After Dobbs, is there a “right to privacy” in the constitution? Should there be? And is a general “right to privacy” distinguishable from a right to an abortion?

We keep hearing about “domestic terrorists,” and whether one or the other side of our political debates is more dangerous. It seems rather clear on this one. The threats and violence have come from the left.

3 Comments

  1. Joe Lustig Joe Lustig

    Interesting discussion, but I think you undervalue the reliance interest that women–and to some degree men–had in the confidence that a women’s right to choose was protected in Roe and Casey. Imperfect decisions thought they were, they gave women reason to believe the law was settled and they could make life choices without being forced to carry a pregnancy to term. This was liberating and to take it away after nearly 50 years is wrong. (It would be better if it was codified into law). And not every state is keeping an exception for rape, incest, or the life of the mother. Also, the status of a fetus as a person is not settled. Under Jewish law, for example, a fetus is not considered a fully-fledged human being, and abortion is required if the fetus threatens the life of the mother. A lawsuit filed by a synagogue in Florida is challenging the state ban on abortion after 15 weeks as a violation of freedom of religion. All that said, I am glad you boys are not shying away from controversial issues! Keep it going.

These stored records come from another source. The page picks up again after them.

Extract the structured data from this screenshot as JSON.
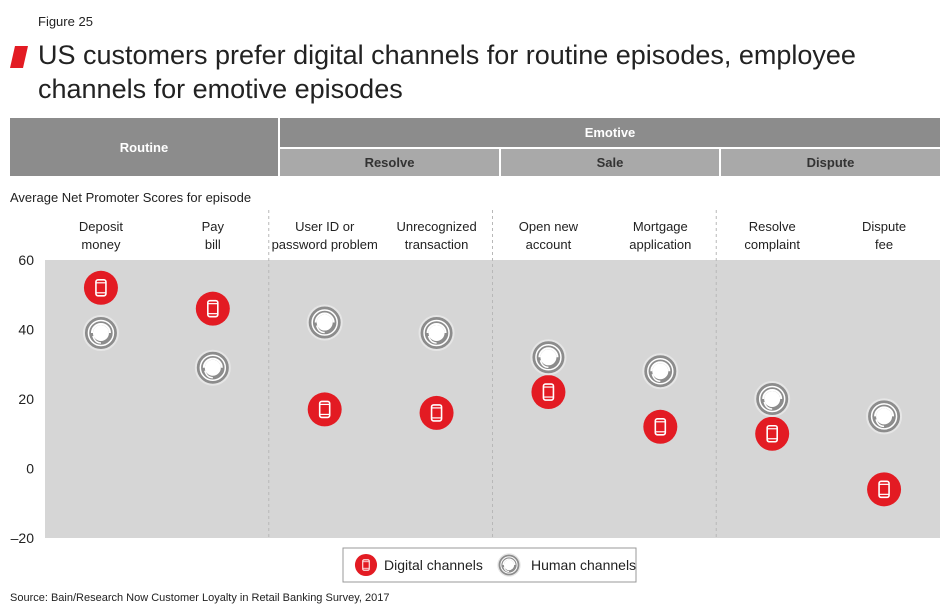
{
  "figure_label": "Figure 25",
  "title": "US customers prefer digital channels for routine episodes, employee channels for emotive episodes",
  "header": {
    "routine": "Routine",
    "emotive": "Emotive",
    "resolve": "Resolve",
    "sale": "Sale",
    "dispute": "Dispute"
  },
  "measure_label": "Average Net Promoter Scores for episode",
  "source": "Source: Bain/Research Now Customer Loyalty in Retail Banking Survey, 2017",
  "colors": {
    "digital": "#e31b23",
    "human": "#8c8c8c",
    "plot_bg": "#d6d6d6",
    "header_dark": "#8c8c8c",
    "header_light": "#a9a9a9"
  },
  "chart_data": {
    "type": "scatter",
    "categories": [
      [
        "Deposit",
        "money"
      ],
      [
        "Pay",
        "bill"
      ],
      [
        "User ID or",
        "password problem"
      ],
      [
        "Unrecognized",
        "transaction"
      ],
      [
        "Open new",
        "account"
      ],
      [
        "Mortgage",
        "application"
      ],
      [
        "Resolve",
        "complaint"
      ],
      [
        "Dispute",
        "fee"
      ]
    ],
    "series": [
      {
        "name": "Digital channels",
        "icon": "phone-icon",
        "values": [
          52,
          46,
          17,
          16,
          22,
          12,
          10,
          -6
        ]
      },
      {
        "name": "Human channels",
        "icon": "headset-icon",
        "values": [
          39,
          29,
          42,
          39,
          32,
          28,
          20,
          15
        ]
      }
    ],
    "y_ticks": [
      "60",
      "40",
      "20",
      "0",
      "–20"
    ],
    "ylim": [
      -20,
      60
    ],
    "legend_position": "bottom-center"
  }
}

  2. Thanks for including my comment in your EPA podcast. Let me clarify a couple of points. “Reliance interest” is sort of al legal term of art that means, as you suggest, that the law is settled and should be respected. Also, here we are talking about taking away a liberty, while in slavery it was about restricting liberty, so the two situations are different. As for Jewish law, it does not encourage or condone abortion as a method of birth control, but only when necessary if the mother’s health is endangered. Since a fetus is not a person until birth, technically abortion would be allowed up to birth, but I think if the baby has reached viability when the danger presents itself, you would do a Cesearian and eliminate the threat that way. But as you say, this whole controversy may work its way out politically, and given the results in Kansas, the public seems to be in the middle on the issue, allowing abortion up to a certain point of pregnancy and with life, incest, and rape exceptions.

    • Crowhill Crowhill

      Aren’t we talking about taking away a liberty and restricting liberty in both cases? E.g., with slavery, we’re taking away the (wrong-headed) “liberty” of the slaveholder and giving liberty to the slave. With abortion, we’re taking away the (wrong-headed) “liberty” of the mother to kill the baby and giving liberty to the baby.

      The question of Jewish law and freedom of religion is going to be an interesting one. If, for example, Jewish law requires a woman to have an abortion in a case where state law forbids it, that will certainly be challenged in court. I suspect the religious freedom argument would prevail. The court almost always comes down on the side of religious freedom.